Çokça Pınarın Başındayım
Çokça Pınarın Başındayım

Gümüşkent köyünün Ağdaş bölgesinde pınarın kenarındaki beton bankların birine oturmuş, seni bekliyorum. Yaşı kırklara karışmış bir adamın, yirmi yaşındaki çocuk kederlerini, sevinçlerini yaşaması ne demektir, diye derin derin düşünüyorum: Belki bir ayrılık hadisesi, belki bir sevgisizlik ya da bir aşka geç kalma hadisesi. Belki de bir nevi sevinçleri, kederleri, hazları çocuklukla birlikte uzatma temayülü. Fakat bu uzayan kış, yazın gelmeyeceğine alamet değildi.
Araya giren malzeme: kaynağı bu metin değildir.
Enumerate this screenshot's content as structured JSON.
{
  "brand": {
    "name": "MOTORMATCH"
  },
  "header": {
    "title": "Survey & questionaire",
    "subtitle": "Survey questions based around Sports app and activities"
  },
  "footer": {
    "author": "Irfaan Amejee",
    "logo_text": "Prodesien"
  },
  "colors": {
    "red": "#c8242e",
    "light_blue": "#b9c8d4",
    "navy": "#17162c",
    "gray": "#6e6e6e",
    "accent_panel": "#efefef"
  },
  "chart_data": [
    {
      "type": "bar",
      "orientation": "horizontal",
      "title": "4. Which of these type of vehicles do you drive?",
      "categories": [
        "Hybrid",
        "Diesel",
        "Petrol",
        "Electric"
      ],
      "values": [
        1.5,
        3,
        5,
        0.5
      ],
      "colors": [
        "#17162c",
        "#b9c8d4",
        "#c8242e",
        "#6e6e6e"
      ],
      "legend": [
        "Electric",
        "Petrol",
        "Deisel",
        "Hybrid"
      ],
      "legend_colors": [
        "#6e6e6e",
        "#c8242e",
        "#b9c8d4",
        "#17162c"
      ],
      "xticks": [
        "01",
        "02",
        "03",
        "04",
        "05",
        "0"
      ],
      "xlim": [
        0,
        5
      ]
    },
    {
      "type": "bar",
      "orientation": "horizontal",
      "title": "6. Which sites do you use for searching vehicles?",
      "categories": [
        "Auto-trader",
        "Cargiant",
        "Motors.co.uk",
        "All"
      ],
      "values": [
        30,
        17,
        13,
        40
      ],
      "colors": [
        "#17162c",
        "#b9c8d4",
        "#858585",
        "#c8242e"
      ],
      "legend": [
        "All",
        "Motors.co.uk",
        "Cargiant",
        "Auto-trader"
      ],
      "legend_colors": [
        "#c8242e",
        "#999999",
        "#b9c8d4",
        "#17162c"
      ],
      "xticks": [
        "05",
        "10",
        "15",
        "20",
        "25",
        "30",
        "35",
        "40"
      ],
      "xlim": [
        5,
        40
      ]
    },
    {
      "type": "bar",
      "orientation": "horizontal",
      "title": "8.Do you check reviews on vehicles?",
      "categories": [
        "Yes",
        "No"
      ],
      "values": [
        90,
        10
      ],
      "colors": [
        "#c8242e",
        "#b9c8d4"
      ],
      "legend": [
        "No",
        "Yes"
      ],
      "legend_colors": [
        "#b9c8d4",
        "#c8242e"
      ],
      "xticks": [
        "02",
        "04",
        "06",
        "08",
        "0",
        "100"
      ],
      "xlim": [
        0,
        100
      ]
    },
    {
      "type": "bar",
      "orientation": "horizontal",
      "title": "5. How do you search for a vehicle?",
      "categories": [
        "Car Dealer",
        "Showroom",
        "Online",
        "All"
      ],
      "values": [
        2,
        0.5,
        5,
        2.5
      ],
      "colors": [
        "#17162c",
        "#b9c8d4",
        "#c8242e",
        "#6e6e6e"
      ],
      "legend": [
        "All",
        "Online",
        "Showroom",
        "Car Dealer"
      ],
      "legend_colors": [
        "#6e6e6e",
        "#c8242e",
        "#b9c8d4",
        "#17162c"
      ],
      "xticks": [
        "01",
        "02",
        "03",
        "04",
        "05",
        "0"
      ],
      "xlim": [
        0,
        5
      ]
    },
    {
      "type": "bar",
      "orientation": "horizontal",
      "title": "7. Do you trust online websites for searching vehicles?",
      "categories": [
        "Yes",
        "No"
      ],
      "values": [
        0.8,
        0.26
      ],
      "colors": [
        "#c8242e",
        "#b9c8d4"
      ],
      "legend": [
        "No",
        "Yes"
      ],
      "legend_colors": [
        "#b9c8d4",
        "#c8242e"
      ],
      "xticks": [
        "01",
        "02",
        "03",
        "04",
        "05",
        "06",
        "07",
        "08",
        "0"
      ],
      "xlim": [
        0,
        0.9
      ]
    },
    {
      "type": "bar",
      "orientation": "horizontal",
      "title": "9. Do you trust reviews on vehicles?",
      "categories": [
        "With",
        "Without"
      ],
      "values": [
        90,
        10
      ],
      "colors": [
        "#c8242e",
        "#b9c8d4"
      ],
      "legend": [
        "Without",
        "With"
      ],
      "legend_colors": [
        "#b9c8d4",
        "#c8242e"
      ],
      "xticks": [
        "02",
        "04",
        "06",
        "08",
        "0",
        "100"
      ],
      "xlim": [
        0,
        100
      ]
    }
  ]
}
Evet bu sene yaz müthiş güzel olacak, yolların etrafını çevreleyen tüm boş arazileri yeşilliklere boyayacak…


Bekliyorum seni… Seni göreceğim; içimde Arap tayları dolu dizgin koşacak. Sen yine beni görmeden geçeceksin. Ben ise kederle sevinci yüreğimde yoğurup gözlerimi kapatarak dalacağım dilediğim aleme… Dünyamıza ait her şeyi kederle kuracağım. Sonra çarşılardan çarşılara, yollardan yollara, insan sesleri, araba kornaları arasında, her şeyi seninle kurulmuş bu şehirde tek başıma dolaşacağım.

Bekliyorum seni… herkes geçti bir sen geçmedin zihnimin içinden, gözlerimin önünden… Yüzünü göremedim. Bayramım, çocukluk bayramı salıncaksız geçmiş öksüz bir çocuk misali gözlerime yaşların dolmasına sebep oldu…

Şimdi burada soğuktan mı titriyordum, yoksa heyecandan, üzüntüden mi, bilemem. Pınarın tazyikli suyu bulanık. Telefonun saati 12’yi geçmiş gösteriyor. Beton banklarda kimsecikler yok. Yoldan geçen yük kamyonlarının çıkarttığı sesler pınarın kenarındaki beton bankları bile titretiyor. Sonra yabancı plakalı bir araçtan, tipleri yarı Türk, yarı Fransızı andıran bir erkek, bir de kadın pınarın yanındaki fıskiyenin kenarına park ediyor. Tanıdık mı acaba bu insanlar? Kim acaba buranın sessizliğini bozan bu insanlar? Ne diye öyle dönüp dönüp bana baktı?… Yoksa kimseciklerin oturmadığı beton banklara bu saatte yalnız başıboşlar mı oturur? Kimseler aşık değil mi bu şehirde? Kimseler, bir pınarın kenarındaki bu buz gibi beton banklarda sevdiği birini bekleyemez mi, yüzünü bir dakika görmek için günün herhangi bir saatinde oturup hayallere dalamaz mı?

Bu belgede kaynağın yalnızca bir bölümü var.